Retirement investing accounts are wonderful vehicles for creating wealth.
The math is pretty straightforward: If you invest $10,000 annually over 30 years and get an average 7% annual return (obviously, some years will test your patience more than others), you will build a nest egg of $944,607.
Hey, as Albert Einstein once noted, compound interest is the “eighth wonder of the world.”
But retirement investing certainly has its own share of potential landmines. That’s why today, we’re going to discuss a few tax issues you might come across on your way to (or in) retirement, and how to prepare for (or deal with) them.
Retirement Tax Issues: Early Withdrawals and 401k Loans
One day, you might get into a financial pinch and need to take an early withdrawal from your retirement account. And in instances like these, the taxes are onerous.
Let’s say you’re 45 years old and withdraw $100,000 from your IRA. You might get an exemption depending on factors such as disabilities, but in general, you can expect to owe $21,000 in taxes, as well as a 10% penalty. In all, you’ll owe about $31,000. Worse, by taking the distribution, you also will have made it much more difficult to achieve your retirement investing goals.

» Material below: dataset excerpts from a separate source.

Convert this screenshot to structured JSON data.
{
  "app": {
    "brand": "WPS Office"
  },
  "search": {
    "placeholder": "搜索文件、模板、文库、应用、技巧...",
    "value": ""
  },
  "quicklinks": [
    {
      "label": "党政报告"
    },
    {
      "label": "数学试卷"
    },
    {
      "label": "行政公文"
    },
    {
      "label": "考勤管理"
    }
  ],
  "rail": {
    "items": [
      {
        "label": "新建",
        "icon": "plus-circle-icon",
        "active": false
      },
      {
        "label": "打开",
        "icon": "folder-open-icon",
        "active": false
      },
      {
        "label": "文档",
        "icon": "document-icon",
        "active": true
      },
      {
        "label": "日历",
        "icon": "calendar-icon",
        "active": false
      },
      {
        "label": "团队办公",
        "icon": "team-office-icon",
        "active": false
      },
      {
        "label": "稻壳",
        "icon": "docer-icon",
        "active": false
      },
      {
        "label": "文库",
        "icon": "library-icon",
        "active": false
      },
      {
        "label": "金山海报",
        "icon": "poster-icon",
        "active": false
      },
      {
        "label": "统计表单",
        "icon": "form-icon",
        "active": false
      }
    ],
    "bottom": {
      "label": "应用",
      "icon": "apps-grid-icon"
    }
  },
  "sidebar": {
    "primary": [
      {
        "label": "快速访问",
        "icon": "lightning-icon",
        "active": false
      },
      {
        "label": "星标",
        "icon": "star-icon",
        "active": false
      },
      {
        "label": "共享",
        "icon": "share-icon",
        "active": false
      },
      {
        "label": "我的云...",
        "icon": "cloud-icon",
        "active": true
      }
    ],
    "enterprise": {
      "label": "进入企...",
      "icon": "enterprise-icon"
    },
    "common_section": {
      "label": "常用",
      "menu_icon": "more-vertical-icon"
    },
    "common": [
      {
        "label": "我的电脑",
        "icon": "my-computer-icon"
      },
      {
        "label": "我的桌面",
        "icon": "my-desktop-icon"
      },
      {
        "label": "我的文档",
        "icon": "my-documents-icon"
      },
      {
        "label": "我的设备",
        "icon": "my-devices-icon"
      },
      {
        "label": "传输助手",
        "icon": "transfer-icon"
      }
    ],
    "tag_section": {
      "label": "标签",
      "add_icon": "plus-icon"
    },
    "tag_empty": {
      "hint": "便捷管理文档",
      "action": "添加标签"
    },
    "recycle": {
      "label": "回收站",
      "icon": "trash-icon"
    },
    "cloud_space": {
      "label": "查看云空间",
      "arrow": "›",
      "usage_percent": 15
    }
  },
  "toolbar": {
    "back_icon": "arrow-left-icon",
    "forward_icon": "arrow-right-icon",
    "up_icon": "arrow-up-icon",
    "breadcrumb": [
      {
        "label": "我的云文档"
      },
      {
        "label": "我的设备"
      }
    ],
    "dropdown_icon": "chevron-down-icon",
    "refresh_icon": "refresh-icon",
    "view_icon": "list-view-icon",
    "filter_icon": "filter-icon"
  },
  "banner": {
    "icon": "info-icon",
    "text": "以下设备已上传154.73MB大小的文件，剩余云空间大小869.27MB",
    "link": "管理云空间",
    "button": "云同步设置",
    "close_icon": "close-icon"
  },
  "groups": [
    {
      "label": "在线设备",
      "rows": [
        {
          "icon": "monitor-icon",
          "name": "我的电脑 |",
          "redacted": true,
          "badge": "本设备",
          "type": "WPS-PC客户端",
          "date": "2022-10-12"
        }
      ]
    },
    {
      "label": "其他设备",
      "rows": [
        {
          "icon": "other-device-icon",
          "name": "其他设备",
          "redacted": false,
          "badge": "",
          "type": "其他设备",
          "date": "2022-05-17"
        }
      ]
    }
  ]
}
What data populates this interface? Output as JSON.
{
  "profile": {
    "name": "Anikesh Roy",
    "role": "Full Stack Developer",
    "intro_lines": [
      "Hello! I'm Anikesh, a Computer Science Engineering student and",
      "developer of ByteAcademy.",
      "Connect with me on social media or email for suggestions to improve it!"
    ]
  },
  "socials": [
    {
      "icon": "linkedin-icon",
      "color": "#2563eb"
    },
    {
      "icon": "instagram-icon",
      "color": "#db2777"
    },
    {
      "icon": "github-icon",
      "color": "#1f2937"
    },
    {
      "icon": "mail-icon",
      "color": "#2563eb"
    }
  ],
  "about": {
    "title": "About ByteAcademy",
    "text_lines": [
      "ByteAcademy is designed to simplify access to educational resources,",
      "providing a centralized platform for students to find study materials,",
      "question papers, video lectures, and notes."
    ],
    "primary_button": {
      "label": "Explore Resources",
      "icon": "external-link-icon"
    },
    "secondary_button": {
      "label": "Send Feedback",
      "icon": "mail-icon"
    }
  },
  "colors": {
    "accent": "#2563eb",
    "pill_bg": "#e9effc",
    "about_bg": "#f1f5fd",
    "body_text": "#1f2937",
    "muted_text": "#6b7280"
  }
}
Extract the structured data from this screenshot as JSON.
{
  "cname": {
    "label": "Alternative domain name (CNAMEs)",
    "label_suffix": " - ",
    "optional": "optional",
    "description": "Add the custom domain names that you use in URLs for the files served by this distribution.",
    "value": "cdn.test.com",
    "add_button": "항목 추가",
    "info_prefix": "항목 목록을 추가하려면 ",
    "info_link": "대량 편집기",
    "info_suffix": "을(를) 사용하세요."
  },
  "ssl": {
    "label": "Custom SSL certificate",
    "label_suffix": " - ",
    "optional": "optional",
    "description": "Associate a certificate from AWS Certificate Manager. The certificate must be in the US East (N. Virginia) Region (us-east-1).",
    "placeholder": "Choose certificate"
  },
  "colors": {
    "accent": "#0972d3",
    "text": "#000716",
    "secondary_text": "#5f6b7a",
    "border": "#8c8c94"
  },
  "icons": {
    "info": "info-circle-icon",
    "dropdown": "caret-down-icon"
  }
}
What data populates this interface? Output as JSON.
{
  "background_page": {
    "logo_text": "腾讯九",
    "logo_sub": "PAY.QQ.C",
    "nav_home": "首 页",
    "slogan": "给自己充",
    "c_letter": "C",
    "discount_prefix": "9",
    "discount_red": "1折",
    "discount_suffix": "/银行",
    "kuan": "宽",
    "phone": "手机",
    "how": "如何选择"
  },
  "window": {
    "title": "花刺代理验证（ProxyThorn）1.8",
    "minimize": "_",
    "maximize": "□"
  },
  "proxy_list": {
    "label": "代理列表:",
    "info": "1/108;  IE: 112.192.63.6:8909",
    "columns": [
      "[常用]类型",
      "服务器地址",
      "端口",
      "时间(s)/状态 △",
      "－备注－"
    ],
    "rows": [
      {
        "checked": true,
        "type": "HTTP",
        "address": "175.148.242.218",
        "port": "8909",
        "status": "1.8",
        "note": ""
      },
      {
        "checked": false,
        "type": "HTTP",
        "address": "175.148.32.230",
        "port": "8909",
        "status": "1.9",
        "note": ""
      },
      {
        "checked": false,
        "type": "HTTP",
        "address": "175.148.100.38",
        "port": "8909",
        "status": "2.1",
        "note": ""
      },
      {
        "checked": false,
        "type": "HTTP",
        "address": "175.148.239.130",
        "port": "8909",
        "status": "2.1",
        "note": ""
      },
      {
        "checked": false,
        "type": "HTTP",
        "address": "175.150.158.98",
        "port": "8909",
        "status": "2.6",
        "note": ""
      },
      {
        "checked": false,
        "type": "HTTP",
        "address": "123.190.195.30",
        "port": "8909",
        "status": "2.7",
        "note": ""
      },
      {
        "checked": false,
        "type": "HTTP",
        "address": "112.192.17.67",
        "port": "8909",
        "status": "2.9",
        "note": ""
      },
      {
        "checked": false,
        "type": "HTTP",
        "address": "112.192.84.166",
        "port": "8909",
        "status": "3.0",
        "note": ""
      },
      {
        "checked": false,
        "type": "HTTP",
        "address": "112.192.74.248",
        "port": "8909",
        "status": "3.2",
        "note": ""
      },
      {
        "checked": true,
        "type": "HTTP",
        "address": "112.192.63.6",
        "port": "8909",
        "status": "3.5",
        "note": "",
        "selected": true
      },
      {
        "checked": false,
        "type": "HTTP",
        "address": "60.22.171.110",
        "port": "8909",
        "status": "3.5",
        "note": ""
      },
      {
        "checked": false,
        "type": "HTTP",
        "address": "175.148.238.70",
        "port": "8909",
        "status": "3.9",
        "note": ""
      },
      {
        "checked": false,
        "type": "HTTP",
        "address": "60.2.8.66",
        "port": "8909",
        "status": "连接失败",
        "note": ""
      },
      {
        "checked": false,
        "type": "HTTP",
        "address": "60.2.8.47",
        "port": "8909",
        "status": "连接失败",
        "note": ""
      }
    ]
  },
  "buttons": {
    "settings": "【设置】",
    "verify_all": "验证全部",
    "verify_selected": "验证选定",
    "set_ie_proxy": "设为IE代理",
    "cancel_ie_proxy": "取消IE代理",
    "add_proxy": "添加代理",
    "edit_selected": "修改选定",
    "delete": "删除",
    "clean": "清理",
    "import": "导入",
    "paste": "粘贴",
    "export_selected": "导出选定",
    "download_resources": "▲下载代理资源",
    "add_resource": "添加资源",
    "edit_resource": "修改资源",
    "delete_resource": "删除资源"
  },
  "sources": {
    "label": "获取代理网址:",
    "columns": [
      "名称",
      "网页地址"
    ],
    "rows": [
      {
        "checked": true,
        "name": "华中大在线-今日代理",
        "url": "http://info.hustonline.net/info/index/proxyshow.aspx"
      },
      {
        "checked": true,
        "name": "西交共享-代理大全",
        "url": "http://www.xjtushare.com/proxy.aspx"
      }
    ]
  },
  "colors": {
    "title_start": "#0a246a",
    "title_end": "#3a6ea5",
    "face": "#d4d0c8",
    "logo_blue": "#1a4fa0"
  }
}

You might also consider taking a loan from your 401k. With a 401k loan, the amount you receive is not taxed, nor is there a 10% penalty.
However, the strategy has its downsides.
According to federal regulations, you can borrow 50% of the amount in the 401k, or $50,000, whichever is less. A loan also has a maximum payback period of five years. Also, if you lose your job, you will need to repay the balance of the loan within 60 days. If not, you will pay taxes on the remaining balance and possibly a 10% penalty.
So before taking a 401k loan, understand that doing so comes with considerable risk.
Retirement Tax Issues: Rollovers
If you leave your firm, you might want to “roll over” your 401k into an IRA. Rollover IRAs allow you to consolidate your assets — an especially helpful tactic if you have worked at different employers over the years — and do so without paying taxes until you withdraw.
You also will have more leeway with your retirement planning, considering that the investment options for an IRA are much more expansive than 401ks, which typically only allow you to buy into a limited number of mutual funds.
But the rollover process can be tricky. Diligence is vital, because if a rollover isn’t done properly, you’ll not only have to pay taxes on the total value of your 401k, but you may pay an additional 10% penalty.
Note that there are three ways to do a rollover: directly (paid from your plan administrator to your new option), trustee-to-trustee (rolling over one IRA into another IRA or retirement plan) or a 60-day rollover (you receive a payout, then must roll it over into an IRA or another plan.
Retirement Taxes Issues: Required Minimum Distributions (RMDs)
When you reach age 70 1/2, you will be required to start taking money out of your retirement investing accounts. These withdrawals are known as required minimum distributions (RMDs), and they’re mandatory with few exceptions.
For instance, you don’t need to take RMDs from a Roth IRA account. If you have a 401k or 403b but still work for the firm where you have your plan, you don’t need to pay RMDs. And at age 70 1/2, you can also postpone your first distribution until April 1 of the following year … but after this, you’ll need to withdraw by Dec. 31 every year for the rest of your life.
The RMD typically starts at roughly 3.7% of your account and increases by a tiny amount each year. If you fail to take distributions, you’ll be socked with one of the most onerous taxes on the books.